Is Investor Complacency Starting to Show Up in Markets?
A handful of trade deals have materialized, and the most severe elements of the ‘trade war’ have been dialed down. But we still inhabit a world of economic uncertainty.
The U.S.’s effective tariff rate is substantially higher than it was six months ago, the U.S. and China have yet to reach a trade agreement, and new tariffs and economic policies continue to surface. Businesses are still trying to make sense of the shifting policy landscape, which is a factor that can impede long-term planning and investment.
And yet, stocks keep rallying.
In previous columns, I’ve offered a few explanations for the strong performance off April lows. In the first four months of the year, fears about tariffs were disproportionately high. Then we got the 90-day pause, more extensions, a few deals, and dialed down tariff rates. The entire episode registered to markets as a series of “better-than-expected” outcomes, which almost always drives stocks higher. I’ve written it many times—stocks love to climb the wall of worry.1
But the market’s strength in recent weeks looks a bit different.
There is still plenty of uncertainty regarding effective tariff rates and sectors that may be targeted, but investors seem largely unfazed by each new tariff announcement. Some market participants may be accepting that tariff rates will remain relatively high and that there will be no economic price to pay, now or in the future. But it could also be a sign of growing complacency, which if true, could be worrisome.
I’m not saying investors need to anticipate an economic downturn. I’ve recently written about the resilience of the U.S. economy, which could continue for years. I’m more concerned about investors ruling out even the possibility of an economic impact due to tariffs, assuming instead that everything is working, and will continue working, smoothly. From a sentiment perspective, this could lead to fading pessimism and growing optimism, which is another way of saying that the wall of worry may be shrinking. That’s usually a signal to look at the equity market more cautiously.
Perhaps the most “risk-on” segment of the market today is a familiar one: large-cap technology stocks. The rally we’ve seen recently gives the perception that all trade headwinds are gone, and it’s all clear from here. With big tech’s recent gains, the U.S. equity market is now the most concentrated it has been in over 50 years, with the top 10 stocks making up roughly 37% of the total market cap of the S&P 500 index. This concentration has grown much faster than the earnings those companies contribute to the index (28%), leaving one of the widest valuation and weighting gaps since 1970.
This is the type of strength investors should observe with caution. History shows that when concentration and relative valuations hit these kinds of extremes, like we saw in the late 1960s and the dot-com era, it often precedes a long stretch of underperformance for the biggest names, with stronger relative returns for the rest of the market (in this case, “the other 490”). In fact, during the most concentrated third of historical market conditions (top 10 stocks at 23–39% of index weight), the equal-weighted bottom 490 outperformed the top 10 in 88% of rolling five-year periods.
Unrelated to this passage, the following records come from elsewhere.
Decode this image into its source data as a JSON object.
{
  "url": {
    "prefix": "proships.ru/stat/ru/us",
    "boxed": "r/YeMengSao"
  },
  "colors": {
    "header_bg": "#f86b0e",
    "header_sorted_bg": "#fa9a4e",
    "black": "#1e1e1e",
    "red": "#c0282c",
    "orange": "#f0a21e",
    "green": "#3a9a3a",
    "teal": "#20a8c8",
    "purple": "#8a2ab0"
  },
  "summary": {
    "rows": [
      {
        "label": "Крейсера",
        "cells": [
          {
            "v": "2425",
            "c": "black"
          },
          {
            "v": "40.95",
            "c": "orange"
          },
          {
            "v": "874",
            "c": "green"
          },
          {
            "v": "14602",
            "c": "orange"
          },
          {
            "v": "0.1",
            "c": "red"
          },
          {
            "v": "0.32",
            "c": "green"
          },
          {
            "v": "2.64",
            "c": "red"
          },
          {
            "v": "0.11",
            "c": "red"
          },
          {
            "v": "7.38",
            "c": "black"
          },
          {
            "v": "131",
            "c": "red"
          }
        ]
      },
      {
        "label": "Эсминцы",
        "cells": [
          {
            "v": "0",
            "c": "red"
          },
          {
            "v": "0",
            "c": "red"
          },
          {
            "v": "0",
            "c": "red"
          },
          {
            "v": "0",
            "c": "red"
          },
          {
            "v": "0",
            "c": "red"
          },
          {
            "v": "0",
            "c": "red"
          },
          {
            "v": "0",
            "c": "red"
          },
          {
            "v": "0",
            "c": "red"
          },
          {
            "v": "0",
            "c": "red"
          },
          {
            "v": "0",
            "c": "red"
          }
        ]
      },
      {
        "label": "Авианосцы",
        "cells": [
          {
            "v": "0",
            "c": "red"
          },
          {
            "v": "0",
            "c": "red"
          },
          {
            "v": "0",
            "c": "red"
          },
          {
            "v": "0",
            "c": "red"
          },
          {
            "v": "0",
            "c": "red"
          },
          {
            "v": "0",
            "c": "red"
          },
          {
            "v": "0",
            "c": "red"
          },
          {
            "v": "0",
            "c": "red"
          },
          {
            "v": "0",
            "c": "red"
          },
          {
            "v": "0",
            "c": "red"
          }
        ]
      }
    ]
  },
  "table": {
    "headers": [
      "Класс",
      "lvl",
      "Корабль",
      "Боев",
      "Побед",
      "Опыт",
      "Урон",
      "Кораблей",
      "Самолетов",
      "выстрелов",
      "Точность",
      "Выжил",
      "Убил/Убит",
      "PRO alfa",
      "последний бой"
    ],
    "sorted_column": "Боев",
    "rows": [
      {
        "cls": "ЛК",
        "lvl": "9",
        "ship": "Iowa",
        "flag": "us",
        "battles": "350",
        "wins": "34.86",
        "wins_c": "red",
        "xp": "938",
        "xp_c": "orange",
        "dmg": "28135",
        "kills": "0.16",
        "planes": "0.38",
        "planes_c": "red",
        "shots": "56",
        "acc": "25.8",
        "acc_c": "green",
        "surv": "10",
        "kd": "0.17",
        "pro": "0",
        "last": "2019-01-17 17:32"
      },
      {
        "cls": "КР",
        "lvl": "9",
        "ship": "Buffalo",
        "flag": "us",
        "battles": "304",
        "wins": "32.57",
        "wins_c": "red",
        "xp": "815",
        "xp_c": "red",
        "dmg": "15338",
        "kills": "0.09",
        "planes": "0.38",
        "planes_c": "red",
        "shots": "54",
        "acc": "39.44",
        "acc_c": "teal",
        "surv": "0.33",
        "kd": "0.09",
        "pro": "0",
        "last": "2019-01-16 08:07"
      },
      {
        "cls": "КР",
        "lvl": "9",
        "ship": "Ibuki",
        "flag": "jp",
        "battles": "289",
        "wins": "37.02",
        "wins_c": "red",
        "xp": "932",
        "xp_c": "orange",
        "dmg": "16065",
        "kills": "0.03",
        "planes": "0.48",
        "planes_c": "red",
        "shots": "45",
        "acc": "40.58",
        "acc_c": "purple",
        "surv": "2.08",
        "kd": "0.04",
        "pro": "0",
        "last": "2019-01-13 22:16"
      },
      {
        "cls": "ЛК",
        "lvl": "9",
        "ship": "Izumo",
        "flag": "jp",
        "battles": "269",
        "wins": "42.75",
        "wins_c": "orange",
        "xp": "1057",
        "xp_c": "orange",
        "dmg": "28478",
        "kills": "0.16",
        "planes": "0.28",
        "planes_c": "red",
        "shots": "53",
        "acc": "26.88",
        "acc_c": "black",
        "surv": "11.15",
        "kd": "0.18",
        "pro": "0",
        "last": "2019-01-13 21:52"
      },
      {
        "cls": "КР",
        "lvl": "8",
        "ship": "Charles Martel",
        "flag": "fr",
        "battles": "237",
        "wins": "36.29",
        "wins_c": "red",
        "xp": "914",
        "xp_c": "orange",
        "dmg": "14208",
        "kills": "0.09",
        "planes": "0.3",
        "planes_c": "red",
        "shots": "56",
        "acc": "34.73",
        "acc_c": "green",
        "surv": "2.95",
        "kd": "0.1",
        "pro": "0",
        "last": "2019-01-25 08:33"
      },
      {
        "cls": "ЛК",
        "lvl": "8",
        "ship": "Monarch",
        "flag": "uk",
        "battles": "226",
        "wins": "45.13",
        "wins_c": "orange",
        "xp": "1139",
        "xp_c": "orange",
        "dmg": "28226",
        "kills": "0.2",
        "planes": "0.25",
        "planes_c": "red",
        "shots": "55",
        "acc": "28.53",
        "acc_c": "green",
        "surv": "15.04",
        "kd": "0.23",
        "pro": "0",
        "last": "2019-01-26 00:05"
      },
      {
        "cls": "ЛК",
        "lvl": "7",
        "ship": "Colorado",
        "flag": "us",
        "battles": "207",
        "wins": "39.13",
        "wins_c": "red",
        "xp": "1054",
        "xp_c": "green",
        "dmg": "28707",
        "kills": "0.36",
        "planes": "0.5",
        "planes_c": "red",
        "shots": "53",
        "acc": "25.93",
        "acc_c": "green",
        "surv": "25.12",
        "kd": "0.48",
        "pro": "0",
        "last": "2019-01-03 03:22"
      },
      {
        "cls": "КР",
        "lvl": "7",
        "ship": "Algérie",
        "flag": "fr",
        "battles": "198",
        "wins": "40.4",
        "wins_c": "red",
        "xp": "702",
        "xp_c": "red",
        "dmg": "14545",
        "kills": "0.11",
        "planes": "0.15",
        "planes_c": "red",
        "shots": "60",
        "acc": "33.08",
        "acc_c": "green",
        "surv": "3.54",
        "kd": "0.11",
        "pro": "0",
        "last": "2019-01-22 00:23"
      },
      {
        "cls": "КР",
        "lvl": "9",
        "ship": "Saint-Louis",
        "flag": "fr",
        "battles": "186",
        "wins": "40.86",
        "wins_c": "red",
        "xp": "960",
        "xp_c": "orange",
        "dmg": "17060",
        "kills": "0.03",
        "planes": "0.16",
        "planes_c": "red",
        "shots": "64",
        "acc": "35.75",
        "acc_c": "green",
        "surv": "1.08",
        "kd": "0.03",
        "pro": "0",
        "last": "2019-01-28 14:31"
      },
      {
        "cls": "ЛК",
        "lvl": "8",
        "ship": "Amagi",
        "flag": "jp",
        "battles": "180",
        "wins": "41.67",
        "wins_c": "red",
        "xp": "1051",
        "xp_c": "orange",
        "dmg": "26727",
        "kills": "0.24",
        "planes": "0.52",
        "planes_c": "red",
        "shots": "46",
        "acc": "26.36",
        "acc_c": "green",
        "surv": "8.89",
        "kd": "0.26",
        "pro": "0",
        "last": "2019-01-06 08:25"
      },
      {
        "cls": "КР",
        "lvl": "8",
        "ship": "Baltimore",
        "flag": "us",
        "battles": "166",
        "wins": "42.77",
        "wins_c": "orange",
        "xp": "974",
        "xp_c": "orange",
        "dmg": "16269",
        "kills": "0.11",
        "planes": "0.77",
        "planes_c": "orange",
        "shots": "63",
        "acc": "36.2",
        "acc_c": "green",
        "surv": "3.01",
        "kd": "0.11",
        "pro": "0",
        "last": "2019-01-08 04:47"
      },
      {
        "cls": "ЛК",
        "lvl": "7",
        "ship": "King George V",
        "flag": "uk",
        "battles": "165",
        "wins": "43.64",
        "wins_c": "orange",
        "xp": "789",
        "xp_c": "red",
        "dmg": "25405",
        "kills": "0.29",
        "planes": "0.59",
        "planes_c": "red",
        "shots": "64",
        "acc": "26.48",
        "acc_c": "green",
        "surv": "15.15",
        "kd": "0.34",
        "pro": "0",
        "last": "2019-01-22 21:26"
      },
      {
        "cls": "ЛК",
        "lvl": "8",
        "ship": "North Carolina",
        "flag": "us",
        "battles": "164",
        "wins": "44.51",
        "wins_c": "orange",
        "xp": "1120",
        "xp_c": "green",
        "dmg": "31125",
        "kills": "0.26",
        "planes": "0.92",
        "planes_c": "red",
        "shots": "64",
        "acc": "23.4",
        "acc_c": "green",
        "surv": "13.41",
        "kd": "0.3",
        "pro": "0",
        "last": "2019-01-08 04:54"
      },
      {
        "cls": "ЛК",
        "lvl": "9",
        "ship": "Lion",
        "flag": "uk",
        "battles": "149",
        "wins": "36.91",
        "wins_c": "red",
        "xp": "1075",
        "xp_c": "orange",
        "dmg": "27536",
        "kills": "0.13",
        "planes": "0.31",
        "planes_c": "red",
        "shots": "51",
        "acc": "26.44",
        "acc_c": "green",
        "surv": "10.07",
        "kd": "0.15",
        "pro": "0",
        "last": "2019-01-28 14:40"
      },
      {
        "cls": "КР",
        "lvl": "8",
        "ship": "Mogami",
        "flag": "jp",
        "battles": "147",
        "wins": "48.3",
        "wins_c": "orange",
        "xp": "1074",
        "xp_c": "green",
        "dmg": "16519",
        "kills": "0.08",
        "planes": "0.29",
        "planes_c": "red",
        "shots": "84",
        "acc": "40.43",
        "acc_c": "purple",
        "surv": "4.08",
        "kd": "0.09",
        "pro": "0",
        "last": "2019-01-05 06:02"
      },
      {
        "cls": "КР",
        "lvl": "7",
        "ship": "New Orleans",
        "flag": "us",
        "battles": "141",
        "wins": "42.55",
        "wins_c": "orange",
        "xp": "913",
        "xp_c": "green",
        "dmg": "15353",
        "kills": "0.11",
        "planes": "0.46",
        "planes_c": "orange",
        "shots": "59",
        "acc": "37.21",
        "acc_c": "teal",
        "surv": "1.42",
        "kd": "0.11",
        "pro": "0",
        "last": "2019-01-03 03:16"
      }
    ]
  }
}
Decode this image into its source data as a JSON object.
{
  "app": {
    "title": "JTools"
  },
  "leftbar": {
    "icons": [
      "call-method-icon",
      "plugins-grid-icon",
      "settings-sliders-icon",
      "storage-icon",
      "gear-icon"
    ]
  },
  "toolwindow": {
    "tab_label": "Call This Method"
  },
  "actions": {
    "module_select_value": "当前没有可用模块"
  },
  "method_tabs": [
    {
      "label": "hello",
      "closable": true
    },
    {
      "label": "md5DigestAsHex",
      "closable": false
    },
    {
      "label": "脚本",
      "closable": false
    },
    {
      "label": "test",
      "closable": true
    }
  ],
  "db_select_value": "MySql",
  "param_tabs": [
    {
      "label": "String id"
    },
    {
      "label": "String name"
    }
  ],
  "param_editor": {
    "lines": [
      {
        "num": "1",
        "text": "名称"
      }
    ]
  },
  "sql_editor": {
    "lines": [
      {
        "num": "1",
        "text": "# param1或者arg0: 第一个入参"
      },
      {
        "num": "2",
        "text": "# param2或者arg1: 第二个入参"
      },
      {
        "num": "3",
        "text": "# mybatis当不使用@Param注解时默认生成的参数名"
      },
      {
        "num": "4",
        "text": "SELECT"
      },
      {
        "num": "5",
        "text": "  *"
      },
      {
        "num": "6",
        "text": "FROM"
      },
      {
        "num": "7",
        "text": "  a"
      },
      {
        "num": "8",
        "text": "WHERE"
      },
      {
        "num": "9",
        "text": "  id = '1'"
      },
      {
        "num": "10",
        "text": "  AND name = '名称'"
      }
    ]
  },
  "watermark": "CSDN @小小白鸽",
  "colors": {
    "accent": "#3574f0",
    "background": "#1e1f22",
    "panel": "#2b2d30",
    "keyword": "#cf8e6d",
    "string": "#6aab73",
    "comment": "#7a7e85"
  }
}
Again, I don’t mean to fire a warning signal. Big technology companies could continue to deliver, and AI’s impact on the economy and profits could be even bigger than many are anticipating. But history tells us the path is never a straight line, and leadership at this scale will be difficult to sustain over the long term.
For investors, I think it’s a reason to check your portfolio’s balance. In environments like this, trimming back some of the biggest winners, taking profits, and reallocating to areas with better value can reduce risk without sacrificing long-term upside.
Bottom Line for Investors
I’m not ready to declare that optimism is giving way to euphoria in markets today. There are still plenty of skeptics, and I think tariff uncertainty is still meaningful to a healthy segment of investors. But when optimism starts to take hold across the board, especially without a material improvement in underlying economic conditions, history suggests that caution is warranted. Our team is watching these signals closely.
As far as big tech’s outperformance, markets can stay concentrated for a while, and economic data can remain choppy without derailing a bull market. But when leadership narrows, valuations stretch, and the economic picture is cloudy, I’d expect conditions to get a bit choppier. We continue to rebalance portfolios and diversify into attractively valued areas, all while staying disciplined.